Featured Fossil: Miocene Peccary Lower Jaw

Submitted by Stephen Godfrey, Calvert Marine Museum

Although peccaries resemble pigs, they actually occupy their own family — the Tayassuidae. They are artiodactyls (i.e., the even-toed ungulates), a large group of herbivores that includes pigs, hippopotamuses, camels, llamas, deer, giraffes, antelopes, sheep, goats and cattle. Remarkably, artiodactyls and whales (Cetacea) share a common ancestor as indicated by their DNA and anatomy. Consequently, they are grouped together into the Cetartiodactyla (from Cetacea + Artiodactyla).

Peccary

Figure 1. The collared peccary (Pecari tajacu) lives in the southwestern United States, and south into Central and South America. They are also known as Javelina, i.e., “javelin” in reference to their fearsome canines (see Fig. 2), which they will click together to warn predator’s to steer clear. Peccaries are omnivores, so they will eat small animals, but they seem to prefer to feed on plants.

Image from: http://thepantanalsafari.blogspot.com/2014/02/invasive-species-threat-feral-pig.html

Like extant peccaries that live in social herds, their Miocene antecedents probably did likewise. Based on the number of peccary bones and teeth in the vertebrate fossil collection at the Calvert Marine Museum, Solomons, MD, they were amongst the most common land mammals living on the Atlantic Coastal Plain in Maryland during the Miocene epoch. Having said that, their remains are still very rare locally; which is why a recent discovery and donation to the museum is a very important addition to our collection.

Peccary-Lower-Jaw

Figure 2. Lower jaw of a modern collared peccary (Pecari tajacu, Fig. 1) in right lateral and dorsal views respectively. Notice the large canines, which are missing in the fossil peccary jaw (Fig. 3) that was found along Calvert Cliffs. Like many species of mammals, peccaries have a wide diastema (literally, a long gap) as a normal feature, between its canines and premolars. Scale bar is in centimeters.

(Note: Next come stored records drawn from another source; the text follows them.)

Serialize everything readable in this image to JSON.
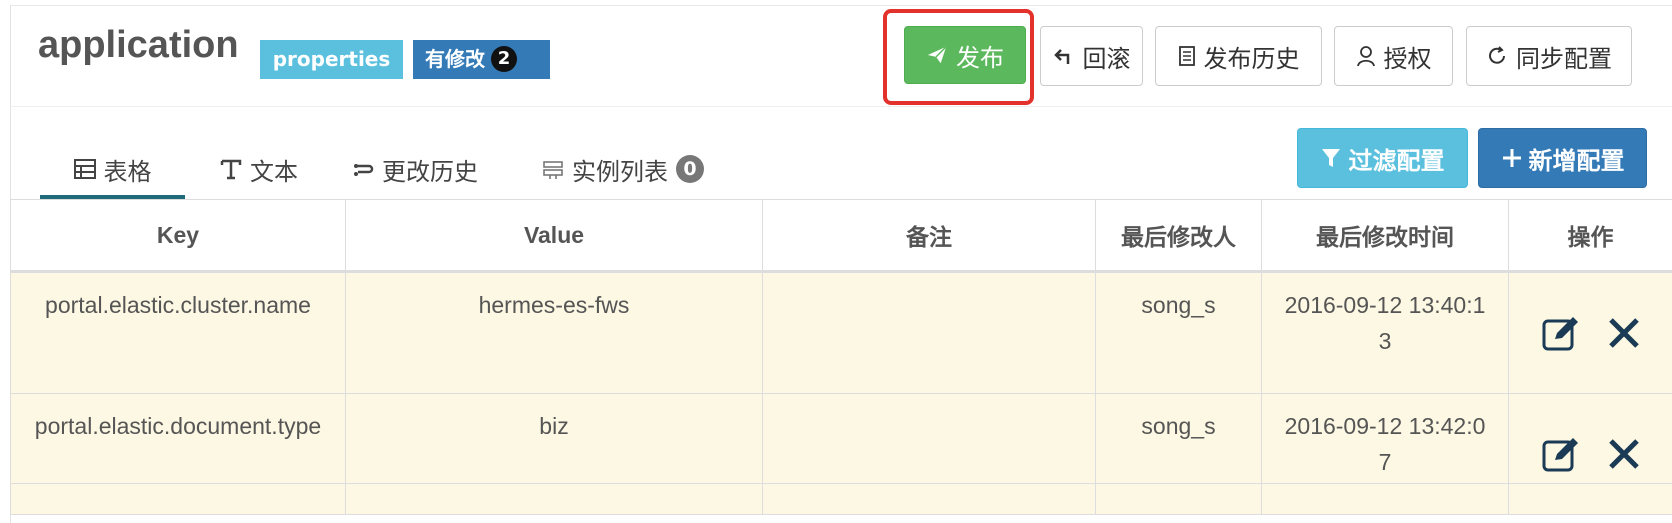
{
  "header": {
    "app_name": "application",
    "format_label": "properties",
    "modified_label": "有修改",
    "modified_count": "2"
  },
  "toolbar": {
    "publish": "发布",
    "rollback": "回滚",
    "publish_history": "发布历史",
    "authorize": "授权",
    "sync_config": "同步配置"
  },
  "tabs": [
    {
      "label": "表格",
      "icon": "table-icon"
    },
    {
      "label": "文本",
      "icon": "text-icon"
    },
    {
      "label": "更改历史",
      "icon": "history-icon"
    },
    {
      "label": "实例列表",
      "icon": "server-icon",
      "count": "0"
    }
  ],
  "actions": {
    "filter": "过滤配置",
    "add": "新增配置"
  },
  "table": {
    "headers": [
      "Key",
      "Value",
      "备注",
      "最后修改人",
      "最后修改时间",
      "操作"
    ],
    "rows": [
      {
        "key": "portal.elastic.cluster.name",
        "value": "hermes-es-fws",
        "comment": "",
        "modifier": "song_s",
        "time": "2016-09-12 13:40:13"
      },
      {
        "key": "portal.elastic.document.type",
        "value": "biz",
        "comment": "",
        "modifier": "song_s",
        "time": "2016-09-12 13:42:07"
      }
    ]
  },
  "colors": {
    "success": "#5cb85c",
    "info": "#5bc0de",
    "primary": "#337ab7",
    "row_highlight": "#fcf8e3",
    "annotation_box": "#e3322b"
  }
}
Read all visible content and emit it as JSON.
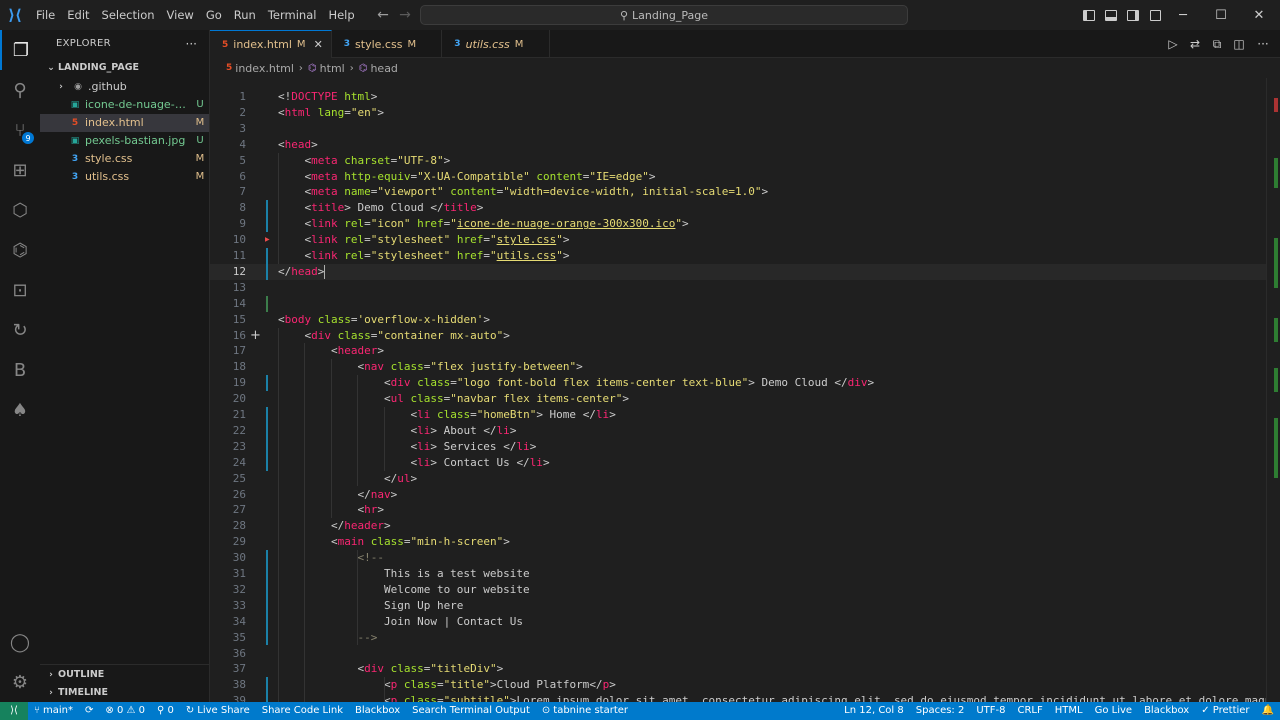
{
  "titlebar": {
    "menus": [
      "File",
      "Edit",
      "Selection",
      "View",
      "Go",
      "Run",
      "Terminal",
      "Help"
    ],
    "search_text": "Landing_Page"
  },
  "sidebar": {
    "title": "EXPLORER",
    "more": "···",
    "root_folder": "LANDING_PAGE",
    "files": [
      {
        "icon": "folder",
        "name": ".github",
        "status": "",
        "color": "#cccccc"
      },
      {
        "icon": "image",
        "name": "icone-de-nuage-or...",
        "status": "U",
        "color": "#73c991"
      },
      {
        "icon": "html",
        "name": "index.html",
        "status": "M",
        "color": "#e2c08d"
      },
      {
        "icon": "image",
        "name": "pexels-bastian.jpg",
        "status": "U",
        "color": "#73c991"
      },
      {
        "icon": "css",
        "name": "style.css",
        "status": "M",
        "color": "#e2c08d"
      },
      {
        "icon": "css",
        "name": "utils.css",
        "status": "M",
        "color": "#e2c08d"
      }
    ],
    "outline": "OUTLINE",
    "timeline": "TIMELINE",
    "scm_badge": "9"
  },
  "tabs": [
    {
      "name": "index.html",
      "status": "M",
      "active": true
    },
    {
      "name": "style.css",
      "status": "M",
      "active": false
    },
    {
      "name": "utils.css",
      "status": "M",
      "active": false
    }
  ],
  "breadcrumb": [
    "index.html",
    "html",
    "head"
  ],
  "editor": {
    "current_line": 12,
    "lines": [
      "<!DOCTYPE html>",
      "<html lang=\"en\">",
      "",
      "<head>",
      "    <meta charset=\"UTF-8\">",
      "    <meta http-equiv=\"X-UA-Compatible\" content=\"IE=edge\">",
      "    <meta name=\"viewport\" content=\"width=device-width, initial-scale=1.0\">",
      "    <title> Demo Cloud </title>",
      "    <link rel=\"icon\" href=\"icone-de-nuage-orange-300x300.ico\">",
      "    <link rel=\"stylesheet\" href=\"style.css\">",
      "    <link rel=\"stylesheet\" href=\"utils.css\">",
      "</head>",
      "",
      "",
      "<body class='overflow-x-hidden'>",
      "    <div class=\"container mx-auto\">",
      "        <header>",
      "            <nav class=\"flex justify-between\">",
      "                <div class=\"logo font-bold flex items-center text-blue\"> Demo Cloud </div>",
      "                <ul class=\"navbar flex items-center\">",
      "                    <li class=\"homeBtn\"> Home </li>",
      "                    <li> About </li>",
      "                    <li> Services </li>",
      "                    <li> Contact Us </li>",
      "                </ul>",
      "            </nav>",
      "            <hr>",
      "        </header>",
      "        <main class=\"min-h-screen\">",
      "            <!--",
      "                This is a test website",
      "                Welcome to our website",
      "                Sign Up here",
      "                Join Now | Contact Us",
      "            -->",
      "",
      "            <div class=\"titleDiv\">",
      "                <p class=\"title\">Cloud Platform</p>",
      "                <p class=\"subtitle\">Lorem ipsum dolor sit amet, consectetur adipiscing elit, sed do eiusmod tempor incididunt ut labore et dolore magna aliqua"
    ]
  },
  "statusbar": {
    "left": [
      "main*",
      "⟳",
      "⊗ 0 ⚠ 0",
      "⚲ 0",
      "Live Share",
      "Share Code Link",
      "Blackbox",
      "Search Terminal Output",
      "tabnine starter"
    ],
    "right": [
      "Ln 12, Col 8",
      "Spaces: 2",
      "UTF-8",
      "CRLF",
      "HTML",
      "Go Live",
      "Blackbox",
      "✓ Prettier",
      "🔔"
    ]
  }
}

The peccary lower jaw, attributed to Dicotyles protervus Cope 1868, in Figure 3 was found by Mike Ellwood (a member of the Calvert Marine Museum Fossil Club) in a block of sediment that had fallen from Calvert Cliffs. When he first spotted this 14-15 million-year-old jaw, waves from an incoming tide were already pounding at it; a rescue excavation was initiated immediately. Although he was able to save most of the jaw, the Chesapeake Bay claimed several incisors. In spite of those losses, this is the most complete peccary jaw that has ever been found along Calvert Cliffs.

Ellwood-Peccary-Jaw

Figure 3. Mike Ellwood found this nearly complete lower jaw of the Miocene peccary, Dicotyles protervus Cope 1868. The right half of the lower jaw (i.e., a ramus) does not quite attach to the broken midline section of the left ramus. Notice also that the large lower canines (seen in the extant peccary shown in Fig. 2) and all but one incisor are missing, otherwise, this peccary jaw is the most complete one known from along Calvert Cliffs. Hands by K. Porecki, photos by S. Godfrey.

That the fossilized remains of peccaries are rare along the cliffs comes as no surprise. The sediments that comprise these naturally eroding sea cliffs were deposited in a marine setting, not the place one would expect to find peccaries. Bloat-and-float is the easiest way to imagine the carcasses of large terrestrial animals finding their way out into the Miocene Atlantic Ocean.

Peccaries originated in Europe during the Late Eocene epoch. From there, they made their way to all continents except Australia and Antarctica, but then they became extinct in the Old World sometime after the Miocene. About three million years ago peccaries first entered South America during what is known as the Great American Interchange when the Isthmus of Panama connected North and South America.